Он почти сидел верхом на моих вытянутых по ковру ногах. Достал из кармана пиджака замшевый очешник, неторопливо одел очки в золотой оправе. Золотом же на очешнике было выдавлено: «Данхилл, Лондон». Стиль!

— Приятно познакомиться, господин Шемякин, — сказал Чико с кавказским акцентом. — Мне радостно, что вы прибыли в этот гостеприимный дом сами. Я пришпилю вас к трупу генерала Бахметьева. Конечно, мертвым. Но свежим мертвым. Так что, как это вы сказали… перебраться на другой берег, обменявшись улыбкой со встречным, вам предстоит послезавтра. Потерпите немного, дорогой друг. Сожалею, что перехватил у вас работу. Но кое-что вам останется. Вы — поработаете моим алиби. Это вы убьете генерала! А до тех пор обеспечено заботливое обхождение, последние желания положено исполнять.

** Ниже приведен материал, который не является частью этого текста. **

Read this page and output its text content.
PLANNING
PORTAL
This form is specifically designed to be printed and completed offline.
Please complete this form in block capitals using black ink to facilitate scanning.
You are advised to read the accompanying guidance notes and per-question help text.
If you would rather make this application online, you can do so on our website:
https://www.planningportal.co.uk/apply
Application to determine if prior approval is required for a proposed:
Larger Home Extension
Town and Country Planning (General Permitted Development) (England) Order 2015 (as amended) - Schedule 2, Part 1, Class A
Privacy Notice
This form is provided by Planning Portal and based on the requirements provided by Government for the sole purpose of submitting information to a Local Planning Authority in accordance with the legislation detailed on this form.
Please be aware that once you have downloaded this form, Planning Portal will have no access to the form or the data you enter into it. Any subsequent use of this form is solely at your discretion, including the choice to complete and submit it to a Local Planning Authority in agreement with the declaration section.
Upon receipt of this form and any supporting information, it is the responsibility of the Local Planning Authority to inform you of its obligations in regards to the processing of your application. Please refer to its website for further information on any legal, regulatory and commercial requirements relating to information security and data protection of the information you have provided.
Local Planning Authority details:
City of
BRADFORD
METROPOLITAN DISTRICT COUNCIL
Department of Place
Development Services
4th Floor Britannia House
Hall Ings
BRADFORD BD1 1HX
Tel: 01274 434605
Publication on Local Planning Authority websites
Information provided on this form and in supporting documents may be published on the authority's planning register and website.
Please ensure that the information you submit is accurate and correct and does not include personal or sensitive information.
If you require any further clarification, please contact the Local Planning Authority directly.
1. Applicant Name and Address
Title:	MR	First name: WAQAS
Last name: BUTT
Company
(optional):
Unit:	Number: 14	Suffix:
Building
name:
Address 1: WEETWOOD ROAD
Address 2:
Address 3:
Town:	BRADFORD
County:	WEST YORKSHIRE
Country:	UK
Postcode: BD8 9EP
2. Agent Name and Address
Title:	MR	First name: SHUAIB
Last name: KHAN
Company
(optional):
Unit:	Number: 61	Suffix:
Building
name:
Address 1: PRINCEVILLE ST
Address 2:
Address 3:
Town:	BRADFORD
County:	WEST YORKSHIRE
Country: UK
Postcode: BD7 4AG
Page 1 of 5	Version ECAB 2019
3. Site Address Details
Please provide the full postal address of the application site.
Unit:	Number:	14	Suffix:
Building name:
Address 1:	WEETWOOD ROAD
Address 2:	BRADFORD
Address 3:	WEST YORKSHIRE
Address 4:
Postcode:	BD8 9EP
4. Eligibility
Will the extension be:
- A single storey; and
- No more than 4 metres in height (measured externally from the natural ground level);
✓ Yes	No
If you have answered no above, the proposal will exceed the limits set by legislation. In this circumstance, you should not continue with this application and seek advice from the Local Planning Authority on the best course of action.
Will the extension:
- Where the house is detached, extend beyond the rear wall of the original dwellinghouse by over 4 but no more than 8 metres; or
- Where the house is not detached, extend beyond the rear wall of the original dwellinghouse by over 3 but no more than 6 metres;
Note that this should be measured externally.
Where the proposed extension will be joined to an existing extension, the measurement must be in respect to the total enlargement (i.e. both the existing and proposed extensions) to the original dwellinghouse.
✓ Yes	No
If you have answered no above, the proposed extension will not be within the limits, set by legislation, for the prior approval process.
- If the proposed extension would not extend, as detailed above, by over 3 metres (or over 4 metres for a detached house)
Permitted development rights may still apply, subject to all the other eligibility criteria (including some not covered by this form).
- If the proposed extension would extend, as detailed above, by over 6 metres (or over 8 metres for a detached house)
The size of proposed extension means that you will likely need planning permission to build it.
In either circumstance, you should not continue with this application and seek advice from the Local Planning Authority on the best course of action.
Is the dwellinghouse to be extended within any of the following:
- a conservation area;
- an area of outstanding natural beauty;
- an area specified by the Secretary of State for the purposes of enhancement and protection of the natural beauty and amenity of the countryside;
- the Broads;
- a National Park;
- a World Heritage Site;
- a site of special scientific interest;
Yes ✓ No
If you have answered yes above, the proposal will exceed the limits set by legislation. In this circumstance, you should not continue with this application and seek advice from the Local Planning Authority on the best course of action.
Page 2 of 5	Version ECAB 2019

Смех Чико звучал искренне.

Очки были атрибутикой. Стекла, я видел, не имели диоптрий.

Он заглотнул живца, подумал я.

Предвидение Марины, как и расчет Шлайна, воплощались. Меня считали наемным киллером. Бэзил и Чико, Чико и Бэзил. Близнецы и братья. И грязные конкуренты.

Я поддержал смех Чико. Я радовался, что он приходил без свиты. Один. Толстый Рэй сохранял баланс посторонних сил на своей территории. Я — один и Чико — один. Толстый верил в конкуренцию, то есть давал шанс сильному сожрать слабого. А кто кем окажется, его не заботило.

Глава восьмая

Негр с чаевыми

Желания действительно исполнялись. В кровати, на которой я возлежал под шотландским пледом, не хватало только Марины. Сквозь розоватые шторы пробивалось мягкое балтийское солнце. На тиковом столике, раскорячившем бульдожьи ножки над моим будущим трупом, дымился кофе, янтарно просвечивала рюмка с коньяком, отпотевал хрустальный стакан с перье, искрило бусинками масло и матово лоснился мельхиоровый ножик в вазочке с красной икрой. Печенье и ломтики калача красиво лежали на фарфоровой тарелке в серебряной окантовке.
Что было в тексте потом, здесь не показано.